Nicholas Solano ‘14 obtained valuable career related experience this summer through his Levitt Public Service Internship. Solano intends to pursue a law degree, and spent his summer as an intern for Assistant District Attorney Charlie Bartoloni of the Suffolk Country District in Boston, MA. Solano reported daily court proceedings to Bartoloni, researched prisoner histories, and wrote parole summaries and memorandums that were used during parole hearings.
Solano says that researching inmates’ background was his favorite part of his work, because it allowed him to immerse himself in an inmate's complete history, determine the pertinent information, and present the case in an effective manner.
Solano was interested in pursuing a career in public service before he began his internship, but learned many new things by working for Bartoloni. “My work exposed me to a crucial component of society: how the government strives to maintain order and provide a safe environment for its citizens,” said Solano. “On the other hand, however, I have also learned about compassion and how we must with criminals in an appropriate manner,” he added. “Most of the time, offenders are merely a product of their environment; they were not given the same societal privileges that we as Hamilton students enjoy. As a result, it is more likely that they might fall into crime. It is important to take this into consideration when dealing with defendants, and helps us to appreciate our own social standings.”

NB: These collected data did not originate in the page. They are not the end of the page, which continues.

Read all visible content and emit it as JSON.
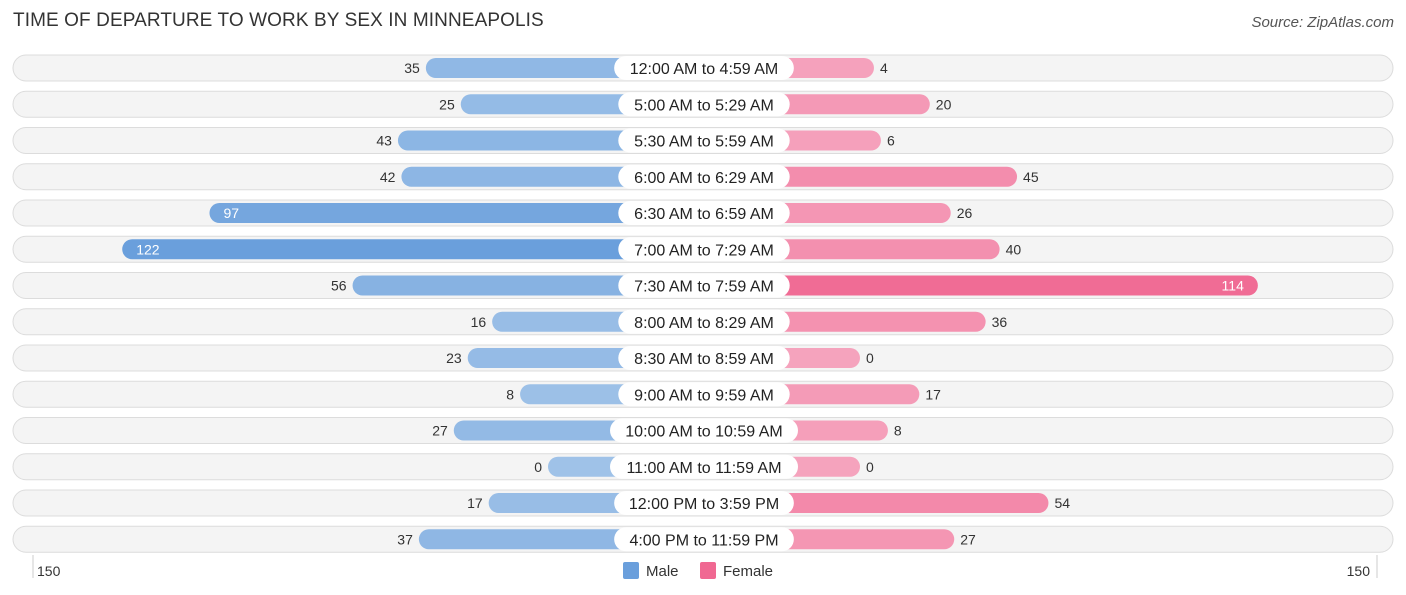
{
  "chart_data": {
    "type": "bar",
    "orientation": "horizontal-diverging",
    "title": "TIME OF DEPARTURE TO WORK BY SEX IN MINNEAPOLIS",
    "source": "Source: ZipAtlas.com",
    "categories": [
      "12:00 AM to 4:59 AM",
      "5:00 AM to 5:29 AM",
      "5:30 AM to 5:59 AM",
      "6:00 AM to 6:29 AM",
      "6:30 AM to 6:59 AM",
      "7:00 AM to 7:29 AM",
      "7:30 AM to 7:59 AM",
      "8:00 AM to 8:29 AM",
      "8:30 AM to 8:59 AM",
      "9:00 AM to 9:59 AM",
      "10:00 AM to 10:59 AM",
      "11:00 AM to 11:59 AM",
      "12:00 PM to 3:59 PM",
      "4:00 PM to 11:59 PM"
    ],
    "series": [
      {
        "name": "Male",
        "color": "#6a9fdc",
        "light_color": "#9fc2e8",
        "values": [
          35,
          25,
          43,
          42,
          97,
          122,
          56,
          16,
          23,
          8,
          27,
          0,
          17,
          37
        ]
      },
      {
        "name": "Female",
        "color": "#f06892",
        "light_color": "#f5a3bd",
        "values": [
          4,
          20,
          6,
          45,
          26,
          40,
          114,
          36,
          0,
          17,
          8,
          0,
          54,
          27
        ]
      }
    ],
    "axis": {
      "left_label": "150",
      "right_label": "150",
      "max": 150
    },
    "legend": {
      "position": "bottom-center",
      "items": [
        "Male",
        "Female"
      ]
    },
    "grid": false
  }
}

Besides his hands-on work, Solano also had the opportunity to observe trials and learn from both prosecutors and defense attorneys. Because he was in court every day, he was able to build a rapport with many of the attorneys, who he says were “often eager to explain cases or legal concepts to us.” Solano also observed high-profile cases, including a gang-related murder and mob boss trial. “With the combination of hands-on work, knowledgeable supervisors and attorneys, and trial observations, I am gaining invaluable insight into the fascinating world of criminal law,” said Solano.
Solano was grateful to receive the opportunity to get a sense of what it means to be a public servant. “I believe that someday, in some capacity, I will work as a government prosecutor,” he reported.